Massive seizure of drug-making chemicals in Pakistan
28 March 2010 - Authorities at Port Qasim, Pakistan, have seized 15.8 tons of acetic anhydride, the precursor chemical used to produce heroin from opium. This is the largest-ever seizure of acetic anhydride in Pakistan. The chemicals were found in barrels (labeled as paint destined for Karachi) in a 20 foot container.
Officials of the anti-narcotic force Port Control Unit targeted the suspicious container by using profiling and intelligence-sharing techniques that they learned through the UNODC/World Customs Organized (WCO) Container Control Programme. Acetic anhydride was identified by using a UNODC precursor identification kit.
UNODC has been working with the Pakistani authorities since 2007 to strengthen their capacity to disrupt the trafficking of precursor chemicals and drugs via Pakistan. The programme, funded by Canada, is being extended to dry ports, also on the border between Afghanistan and Pakistan.
"This record-breaking seizure shows that UNODC can train and equip law enforcement agents to find needles in a haystack", said UNODC Executive Director Antonio Maria Costa.
"Pakistan's expertise in container security has developed so well that port officials who were trained by UNODC a few years ago are now trainers for other port authorities around the world, and its container terminals are regarded as models for neighboring states", said Ketil Ottersen, UNODC's Senior Coordinator for the Container Control Programme.
This is the latest in a steady stream of seizures made in ports that are part of the Container Control Programme, including in Costa Rica, Ecuador, Ghana, Panama, Senegal and Turkmenistan.
On 1 March, 32kg of cocaine was seized in Ecuador as a result of port officials using profiling, intelligence information and drug detector dogs. On 6 March, officials at Rotterdam port, acting on a tip-off through the same intelligence sharing system, seized 60kg of cocaine. "We are making smuggling via containers a riskier business", said Mr. Costa.

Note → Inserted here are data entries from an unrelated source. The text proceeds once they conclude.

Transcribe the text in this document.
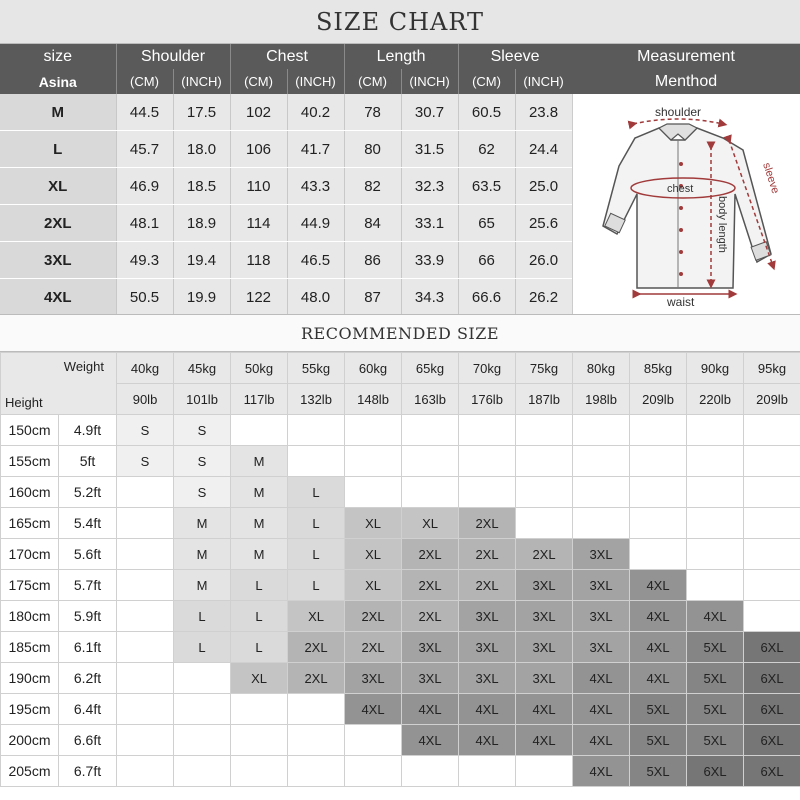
SIZE CHART
size	Shoulder		Chest		Length		Sleeve	
Asina	(CM)	(INCH)	(CM)	(INCH)	(CM)	(INCH)	(CM)	(INCH)
M	44.5	17.5	102	40.2	78	30.7	60.5	23.8
L	45.7	18.0	106	41.7	80	31.5	62	24.4
XL	46.9	18.5	110	43.3	82	32.3	63.5	25.0
2XL	48.1	18.9	114	44.9	84	33.1	65	25.6
3XL	49.3	19.4	118	46.5	86	33.9	66	26.0
4XL	50.5	19.9	122	48.0	87	34.3	66.6	26.2
Measurement
Menthod
shoulder
chest	sleeve
body length
waist
RECOMMENDED SIZE
Weight		40kg	45kg	50kg	55kg	60kg	65kg	70kg	75kg	80kg	85kg	90kg	95kg
Height		90lb	101lb	117lb	132lb	148lb	163lb	176lb	187lb	198lb	209lb	220lb	209lb
150cm	4.9ft	S	S										
155cm	5ft	S	S	M									
160cm	5.2ft		S	M	L								
165cm	5.4ft		M	M	L	XL	XL	2XL					
170cm	5.6ft		M	M	L	XL	2XL	2XL	2XL	3XL			
175cm	5.7ft		M	L	L	XL	2XL	2XL	3XL	3XL	4XL		
180cm	5.9ft		L	L	XL	2XL	2XL	3XL	3XL	3XL	4XL	4XL	
185cm	6.1ft		L	L	2XL	2XL	3XL	3XL	3XL	3XL	4XL	5XL	6XL
190cm	6.2ft			XL	2XL	3XL	3XL	3XL	3XL	4XL	4XL	5XL	6XL
195cm	6.4ft					4XL	4XL	4XL	4XL	4XL	5XL	5XL	6XL
200cm	6.6ft						4XL	4XL	4XL	4XL	5XL	5XL	6XL
205cm	6.7ft									4XL	5XL	6XL	6XL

More than 90 per cent of global trade is transported by sea, and these flows are rapidly increasing. This makes smuggling via containers increasingly attractive for criminals, and more challenging to detect. The Container Control Programme is designed to strengthen the capacity of ports to intercept containers with illicit cargoes by applying a matrix of risk factors.
Further expansion of the Container Control Programme is also planned for Afghanistan, Azerbaijan, Georgia, Iran and Kazakhstan.